Sono disoccupati, giocolieri, hanno dottorati in antropologia o insegnano filosofia, ma sono tutti realizzati a modo loro perché sanno che “la materia non è altro che energia condensata a una lenta vibrazione e che siamo tutti una sola coscienza che ha esperienza di sé soggettivamente.” A Roma per fortuna nevica di rado.
QUELLO STRANO
Allora
Tutti avevano in classe, in varie forme, il tipo strano. Quello talmente taciturno che tornava a casa con il mal di gola. Che d’estate indossava felpe e pantaloni Conbipel e d’inverno maglioni alla dolce vita e giacche verdi di lana. Quello che aveva il look di un regista di Brazzers, codino e baffetti da pipparolo. Quello che dalla classe usciva soltanto per fumare e da casa usciva soltanto la notte. Che non voleva studiare insieme, né andare “a villa” e si pensava trascorresse le giornate in una bara, nella penombra della sua casa-museo che nessuno aveva mai visto. Sprovvisto di qualunque talento, non spiccava in nessuna materia, orbitando da una cartolina di bocciatura nel primo semestre al salvataggio con tre debiti alla fine dell’anno; e te lo ritrovavi ogni volta, inspiegabilmente, qualche banco più in là.
Oggi
Sparito nel nulla. Sui Social Network è introvabile. Qualcuno voleva chiamarlo a casa, ma si è accorto che non gli ha mai chiesto il numero di telefono. Qual era il suo nome, poi? Giovanni? Federica? Tutti i compagni hanno di lui un ricordo diverso, personale.
Una volta finito il liceo ha cambiato completamente vita, o almeno ci ha provato. È passato dallo stadio di sfigato a quello di diversamente sfigato. Numerosi le ipotesi, la più suggestiva è quella che vuole il tipo strano oggi redattore di VICE.
I COMPAGNI DI BANCO
Allora
I cinque anni del liceo li ho passati con cinque diversi compagni di banco. Uno dopo l’altro sono stati tutti bocciati. Era la mia maledizione, ma niente tristezza. Con i compagni di banco l’amicizia, si sa, non decolla mai. È un po’ come in fabbrica davanti a un nastro trasportatore, ore passate a stretto contatto con il vostro vicino non ti fanno venire voglia di chiedergli di uscire pure la sera. Quello che lega due compagni di banco non può essere neanche immaginato oltre il banco. Un rapporto cavalleresco, medievale: si incidono i nomi sul legno e finisce là.
Oggi
Incontrare il compagno di banco dopo qualche anno dà un brivido di imbarazzo come un amore estivo.
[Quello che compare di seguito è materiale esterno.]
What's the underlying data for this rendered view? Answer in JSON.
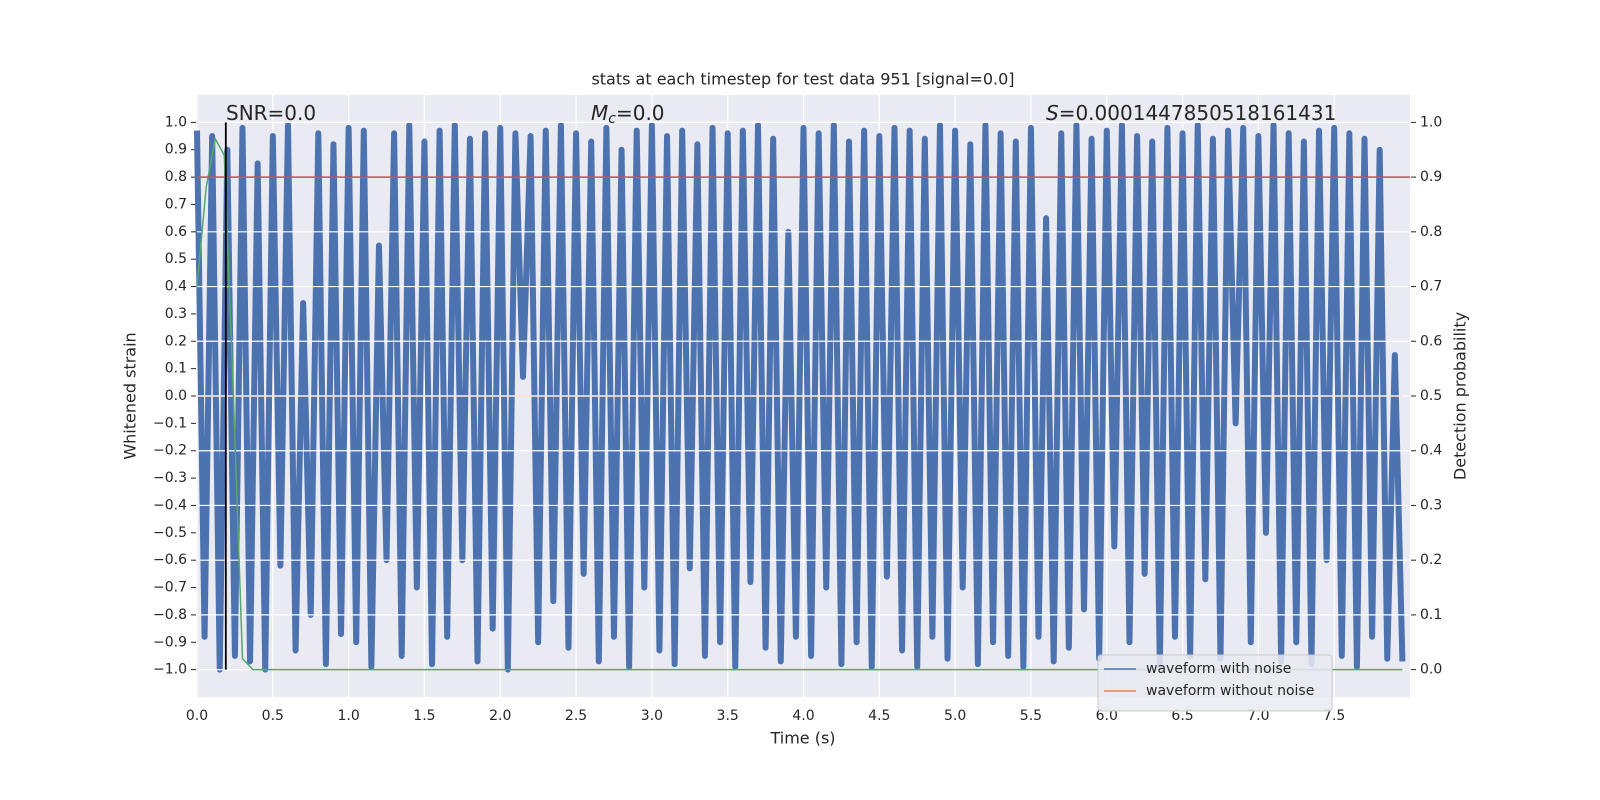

In fila al cinema o alla festa di un amico dell’università, si può rimanere sorpresi dal compagno di banco e lo si presenta agli amici nell’unico modo che si conosce: “il mio storico compagno di banco,” senza aggiungere altro; e ci si accorge che non si ha proprio niente da dirgli. Nonostante ci sia stato vicino più di nostra madre negli anni duri della nostra adolescenza, ci si rende conto di aver costantemente rinviato la conoscenza più approfondita, dandolo sempre per scontato, come la Basilica di San Pietro.